The State's longest running planning battle could be at an end after the decision by An Bord Pleanála to grant planning permission for a sewage treatment plant in Arklow, Co Wicklow. Marie O'Halloran reports.
Twelve years after it was first discussed, Wicklow County Council will immediately begin seeking tenders for the construction of the secondary treatment plant and the Minister for the Environment, Mr Roche, said it was hoped to dovetail the construction of the plant with a flood relief scheme for the town.
Costs for the €30 million-plus plant will have to be reviewed and the county council hopes to start construction next year.
Mr Roche, a Fianna Fáil TD for Wicklow, said he was very pleased that permission had been granted and he hoped there would be no further challenges to the plant at Seabank, Arklow. The issue has been through the High and Supreme Courts.

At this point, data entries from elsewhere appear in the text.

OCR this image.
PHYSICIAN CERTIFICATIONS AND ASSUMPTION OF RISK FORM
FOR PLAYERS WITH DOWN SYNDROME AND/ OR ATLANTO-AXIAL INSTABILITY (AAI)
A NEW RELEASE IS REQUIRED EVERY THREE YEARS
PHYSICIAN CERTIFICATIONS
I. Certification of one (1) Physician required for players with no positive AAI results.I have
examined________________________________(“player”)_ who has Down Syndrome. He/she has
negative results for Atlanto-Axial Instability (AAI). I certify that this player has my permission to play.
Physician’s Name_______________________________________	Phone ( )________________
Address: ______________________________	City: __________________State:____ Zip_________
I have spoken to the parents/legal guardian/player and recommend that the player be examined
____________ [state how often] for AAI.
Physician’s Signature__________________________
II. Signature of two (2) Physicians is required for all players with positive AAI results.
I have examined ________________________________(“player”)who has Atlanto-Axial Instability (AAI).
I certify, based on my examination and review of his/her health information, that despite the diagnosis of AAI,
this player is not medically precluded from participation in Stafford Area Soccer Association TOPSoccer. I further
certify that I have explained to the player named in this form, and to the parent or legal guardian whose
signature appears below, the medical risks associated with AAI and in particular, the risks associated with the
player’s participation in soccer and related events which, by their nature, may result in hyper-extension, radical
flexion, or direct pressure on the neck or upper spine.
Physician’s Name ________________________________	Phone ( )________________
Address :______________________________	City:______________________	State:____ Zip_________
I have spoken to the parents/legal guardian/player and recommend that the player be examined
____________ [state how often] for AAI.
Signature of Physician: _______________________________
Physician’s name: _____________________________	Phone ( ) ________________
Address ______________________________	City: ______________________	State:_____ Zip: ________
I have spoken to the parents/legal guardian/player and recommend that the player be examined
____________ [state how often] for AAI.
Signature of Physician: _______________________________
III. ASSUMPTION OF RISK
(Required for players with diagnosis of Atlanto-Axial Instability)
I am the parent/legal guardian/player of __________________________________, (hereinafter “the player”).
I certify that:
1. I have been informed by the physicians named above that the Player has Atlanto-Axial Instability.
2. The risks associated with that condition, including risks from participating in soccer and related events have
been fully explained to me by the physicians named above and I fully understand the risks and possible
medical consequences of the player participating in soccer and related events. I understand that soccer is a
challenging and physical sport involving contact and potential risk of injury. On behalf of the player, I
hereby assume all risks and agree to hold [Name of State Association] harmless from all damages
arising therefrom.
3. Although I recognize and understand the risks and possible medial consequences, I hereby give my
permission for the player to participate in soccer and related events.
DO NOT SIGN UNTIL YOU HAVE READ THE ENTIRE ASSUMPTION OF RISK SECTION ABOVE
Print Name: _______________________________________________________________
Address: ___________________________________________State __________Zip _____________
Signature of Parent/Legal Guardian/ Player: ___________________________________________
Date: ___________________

"It is an extraordinary saga by any standards," he said. "The views of people arguing against the plant have been heard and they should let it go ahead. This issue has been chewed over and over." Raw sewage was being discharged into the town's harbour.
Coastwatch Ireland, which opposed the siting of the plant at Seabank has expressed its disappointment. Ms Karin Dubsky said that "the only intact (sand) dune system in Arklow is at Seabank" and now there would be a treatment plant with a discharge pipe going through it to the sea.
Ms Dubsky said there was a far better site now available, at the old IFI plant, which was not available when the controversy arose.
The new plant will consist of a wastewater treatment works for a population equivalent of 18,000 people and associated sewers, roads and outfall pipe on an area of 2.9 hectares at Seabank.
Wicklow county manager, Mr Eddie Sheehy, said the "construction of such a facility at this location is very necessary to provide modern sewerage treatment services for Arklow".